Venice is hit by almost 100 floods each year, gradually destroying the fabric of this historic city, but now engineers are building a vast sea barrier that will protect the Venetian lagoon from high tides and prevent the most severe floods. Already 15 years in the making and costing almost 5 billion pounds this barrier, called ‘MOSE’, will be completely unique - a system of 78 steel gates built into the seabed that can be raised when the tide threatens the city. 

We visit the shipyard in Croatia building the gates and meet the team who must precision cut and weld the giant sheets of steel that make up each 330 ton gate. Once complete, we see the gates loaded onto a barge that will be towed to Venice, but as each gate is rolled onto the floating platform it could capsize, so the team use an ingenious system of ballast tanks inside to balance the barge.

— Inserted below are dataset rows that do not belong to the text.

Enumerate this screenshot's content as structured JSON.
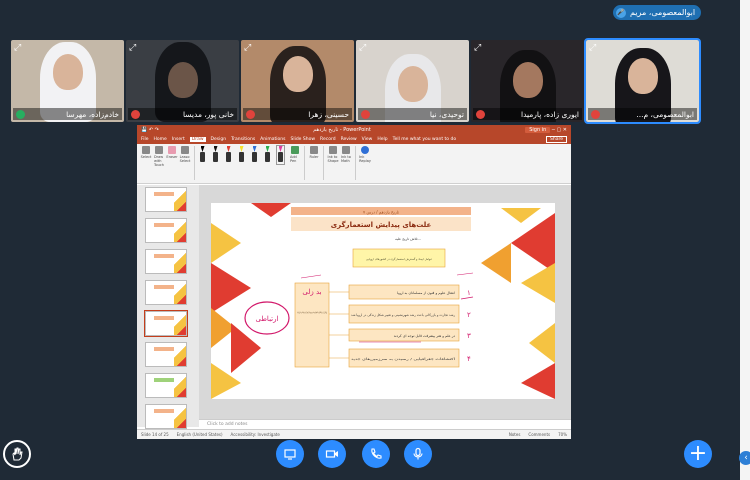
{
  "top_badge": {
    "name": "ابوالمعصومی، مریم"
  },
  "participants": [
    {
      "name": "خادم‌زاده، مهرسا",
      "mic": "on"
    },
    {
      "name": "خانی پور، مدیسا",
      "mic": "muted"
    },
    {
      "name": "حسینی، زهرا",
      "mic": "muted"
    },
    {
      "name": "توحیدی، نیا",
      "mic": "muted"
    },
    {
      "name": "ایوری زاده، پارمیدا",
      "mic": "muted"
    },
    {
      "name": "ابوالمعصومی، م...",
      "mic": "muted",
      "active": true
    }
  ],
  "ppt": {
    "title": "تاریخ یازدهم - PowerPoint",
    "signin_label": "Sign in",
    "tabs": [
      "File",
      "Home",
      "Insert",
      "Draw",
      "Design",
      "Transitions",
      "Animations",
      "Slide Show",
      "Record",
      "Review",
      "View",
      "Help",
      "Tell me what you want to do"
    ],
    "selected_tab": "Draw",
    "share_label": "Share",
    "ribbon_tools": [
      "Select",
      "Draw with Touch",
      "Eraser",
      "Lasso Select"
    ],
    "ribbon_right": [
      "Add Pen",
      "Ruler",
      "Ink to Shape",
      "Ink to Math",
      "Ink Replay"
    ],
    "group_labels": [
      "Tools",
      "Pens",
      "Stencils",
      "Convert",
      "Replay"
    ],
    "slide_numbers": [
      "9",
      "10",
      "11",
      "12",
      "13",
      "14",
      "15",
      "16",
      "17",
      "18"
    ],
    "notes_placeholder": "Click to add notes",
    "status": {
      "slide_of": "Slide 14 of 25",
      "language": "English (United States)",
      "accessibility": "Accessibility: Investigate",
      "notes_btn": "Notes",
      "comments_btn": "Comments",
      "zoom": "70%"
    }
  },
  "slide": {
    "header": "تاریخ یازدهم / درس ۷",
    "title": "علت‌های پیدایش استعمارگری",
    "subtitle": "تلاش تاریخ علیه...",
    "yellow_box": "عوامل ایجاد و گسترش استعمارگری در کشورهای اروپایی",
    "left_handwriting": "بد زلی",
    "left_scribble": "ارتباطی",
    "left_column_text": "اروپاییان از راه دریا و کشتیرانی به کشورها رسیدند و سرزمین‌ها را تصرف کردند و مواد خام را به اروپا بردند",
    "items": [
      {
        "num": "۱",
        "text": "انتقال علوم و فنون از مسلمانان به اروپا"
      },
      {
        "num": "۲",
        "text": "رشد تجارت و بازرگانی باعث رشد شهرنشینی و تغییر شکل زندگی در اروپا شد"
      },
      {
        "num": "۳",
        "text": "در علم و هنر پیشرفت قابل توجه ای کردند"
      },
      {
        "num": "۴",
        "text": "اکتشافات جغرافیایی / رسیدن به سرزمین‌های جدید"
      }
    ]
  },
  "colors": {
    "accent": "#2d8cff",
    "ppt_red": "#b7472a",
    "slide_orange": "#f0a030",
    "slide_red": "#e03c31",
    "slide_yellow": "#f5c342"
  }
}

Back in Venice, we meet conservationist, Paolo Pagnin, who shows us how the rising waters soak the ancient brickwork, depositing corroding salt that is eating away the city’s buildings. Out at the lagoon inlet, the gates arrive from Croatia and must now be installed on the seabed by engineer, Francesco Zago. He uses a unique crane, called the ‘Grasshopper’, to lower the first gate into place, although an invasion of crabs threatens the operation! Project Leader, Dario Berti, reveals how Venice’s seagulls are unexpectedly attracted to the newly delivered gates and seem hell-bent on eating the protective yellow paint.

We gain access to the MOSE control centre and show how they will decide when to deploy the barriers using a network of offshore instruments that predict high tides. Finally, we see the team locking the inlet’s last gate into place and testing the system.